When You’re Not So Lucky

  • Lowing Lying Areas and Beaches are Evacuated – you don’t want to be home when the Atlantic Ocean takes possession of your living room.
  • Tie Down Boats or Anchor them Securely – essential unless you want your skiff ending up on your neighbours lawn.
  • Secure Loose Objects – i.e. patio furniture and even coconuts – those bitches fly like ballistic missiles.
  • Board up Windows – one smashed window is enough to cause an upward draft that could lift your roof.
  • Store Clean Drinking Water and Fill Bathtubs – you don’t know when stores will reopen or shelves will be restocked.
  • Fuel Cars and Generators – you don’t know how long the pumps will be down post storm.
  • Beware of the Eye – don’t be the douche that gets decapitated during the eye while trying to update your Instagram.  (The eye is a temporary lull in the storm)
  • Stay at Home – Even if you run out of booze….don’t leave home.
  • Cash is King – ATMs might be down for weeks.
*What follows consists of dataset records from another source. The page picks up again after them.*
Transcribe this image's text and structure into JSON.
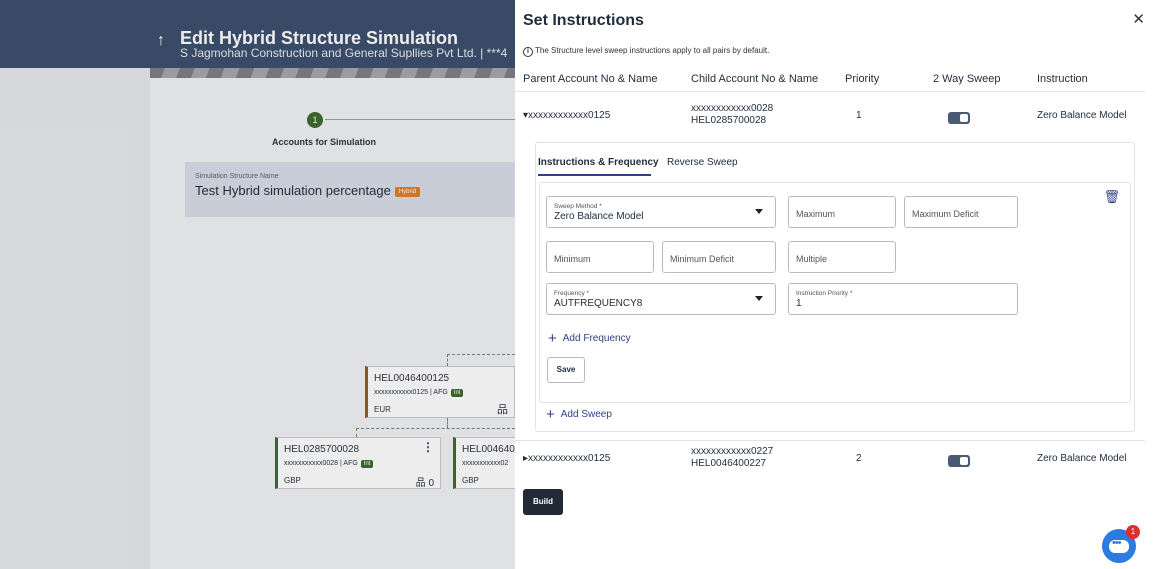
{
  "background": {
    "title": "Edit Hybrid Structure Simulation",
    "subtitle": "S Jagmohan Construction and General Supllies Pvt Ltd. | ***4",
    "back_icon": "back-arrow-icon",
    "step": {
      "number": "1",
      "label": "Accounts for Simulation"
    },
    "simulation": {
      "label": "Simulation Structure Name",
      "name": "Test Hybrid simulation percentage",
      "tag": "Hybrid"
    },
    "nodes": [
      {
        "id": "HEL0046400125",
        "detail": "xxxxxxxxxxx0125 | AFG",
        "badge": "Int",
        "currency": "EUR"
      },
      {
        "id": "HEL0285700028",
        "detail": "xxxxxxxxxxx0028 | AFG",
        "badge": "Int",
        "currency": "GBP",
        "child_count": "0"
      },
      {
        "id": "HEL004640",
        "detail": "xxxxxxxxxxx02",
        "currency": "GBP"
      }
    ]
  },
  "panel": {
    "title": "Set Instructions",
    "close_icon": "close-icon",
    "info_text": "The Structure level sweep instructions apply to all pairs by default.",
    "columns": [
      "Parent Account No & Name",
      "Child Account No & Name",
      "Priority",
      "2 Way Sweep",
      "Instruction"
    ],
    "rows": [
      {
        "parent": "xxxxxxxxxxxx0125",
        "child_acc": "xxxxxxxxxxxx0028",
        "child_name": "HEL0285700028",
        "priority": "1",
        "two_way": true,
        "instruction": "Zero Balance Model",
        "expanded": true
      },
      {
        "parent": "xxxxxxxxxxxx0125",
        "child_acc": "xxxxxxxxxxxx0227",
        "child_name": "HEL0046400227",
        "priority": "2",
        "two_way": true,
        "instruction": "Zero Balance Model",
        "expanded": false
      }
    ],
    "tabs": [
      "Instructions & Frequency",
      "Reverse Sweep"
    ],
    "form": {
      "sweep_method_label": "Sweep Method",
      "sweep_method_value": "Zero Balance Model",
      "maximum": "Maximum",
      "maximum_deficit": "Maximum Deficit",
      "minimum": "Minimum",
      "minimum_deficit": "Minimum Deficit",
      "multiple": "Multiple",
      "frequency_label": "Frequency",
      "frequency_value": "AUTFREQUENCY8",
      "priority_label": "Instruction Priority",
      "priority_value": "1",
      "required_mark": "*"
    },
    "add_frequency": "Add Frequency",
    "save": "Save",
    "add_sweep": "Add Sweep",
    "build": "Build",
    "chat_badge": "1"
  }
}
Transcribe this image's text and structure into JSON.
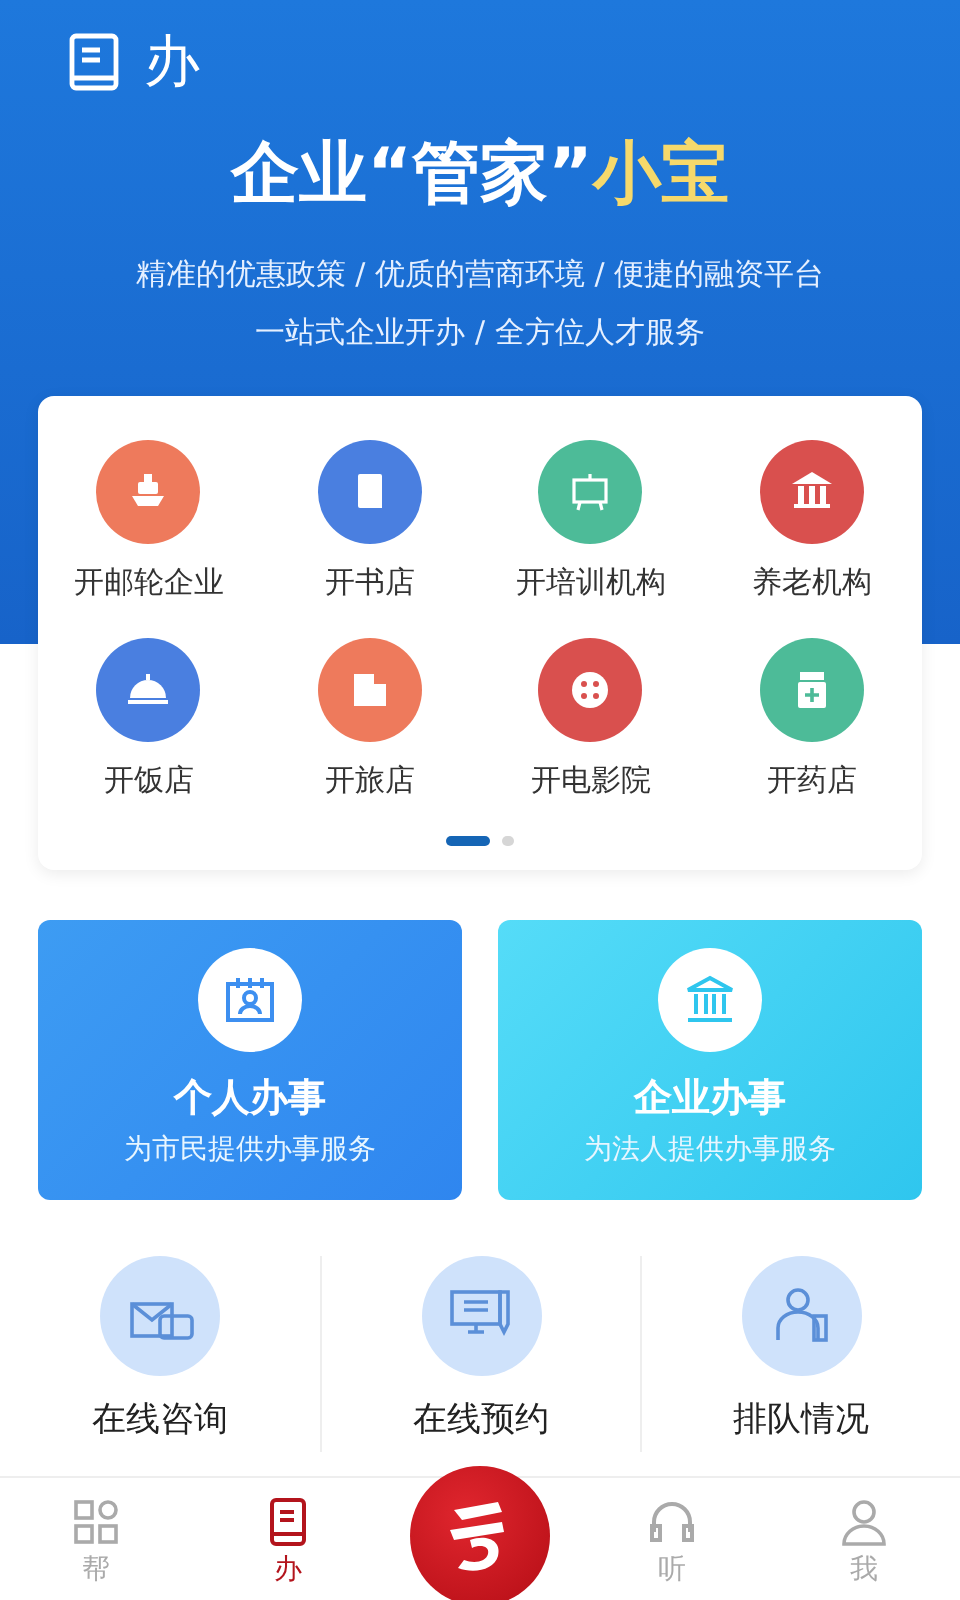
{
  "header": {
    "icon_label": "办",
    "title": "企业“管家”",
    "title_highlight": "小宝",
    "taglines": [
      "精准的优惠政策 / 优质的营商环境 / 便捷的融资平台",
      "一站式企业开办 / 全方位人才服务"
    ]
  },
  "categories": [
    {
      "label": "开邮轮企业",
      "color": "#ee7a5c"
    },
    {
      "label": "开书店",
      "color": "#4a7fe0"
    },
    {
      "label": "开培训机构",
      "color": "#4dbb98"
    },
    {
      "label": "养老机构",
      "color": "#d9504e"
    },
    {
      "label": "开饭店",
      "color": "#4a7fe0"
    },
    {
      "label": "开旅店",
      "color": "#ee7a5c"
    },
    {
      "label": "开电影院",
      "color": "#d9504e"
    },
    {
      "label": "开药店",
      "color": "#4dbb98"
    }
  ],
  "pager": [
    {
      "selected": true
    },
    {
      "selected": false
    }
  ],
  "tiles": [
    {
      "title": "个人办事",
      "subtitle": "为市民提供办事服务",
      "kind": "personal"
    },
    {
      "title": "企业办事",
      "subtitle": "为法人提供办事服务",
      "kind": "business"
    }
  ],
  "services": [
    {
      "label": "在线咨询"
    },
    {
      "label": "在线预约"
    },
    {
      "label": "排队情况"
    }
  ],
  "tab_bar": [
    {
      "kind": "tab",
      "label": "帮",
      "selected": false
    },
    {
      "kind": "tab",
      "label": "办",
      "selected": true
    },
    {
      "kind": "logo"
    },
    {
      "kind": "tab",
      "label": "听",
      "selected": false
    },
    {
      "kind": "tab",
      "label": "我",
      "selected": false
    }
  ]
}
Stock up on dry goods, alcohol, and batteries. Fill your first aid kid, have a cook stove (and propane). Let commonsense rule and assume you might be weeks before you can restock.

During the Hurricane

Wait, drink, wait, drink, wait. Maybe sleep. Then repeat.

After the Hurricane

Most people don’t realize how devastatingly awful life can be post hurricane. The wind is gone but the residual water is still wreaking havoc. Storm surges have caused mass flooding in low-lying places and high rainfall might trigger mudslides in Islands like Dominican Republic and Haiti where there is higher elevation.

Most roads are impassable due to flooding or downed trees and power lines. Street lights don’t work, and most street signs have disappeared.  The roads are eerie.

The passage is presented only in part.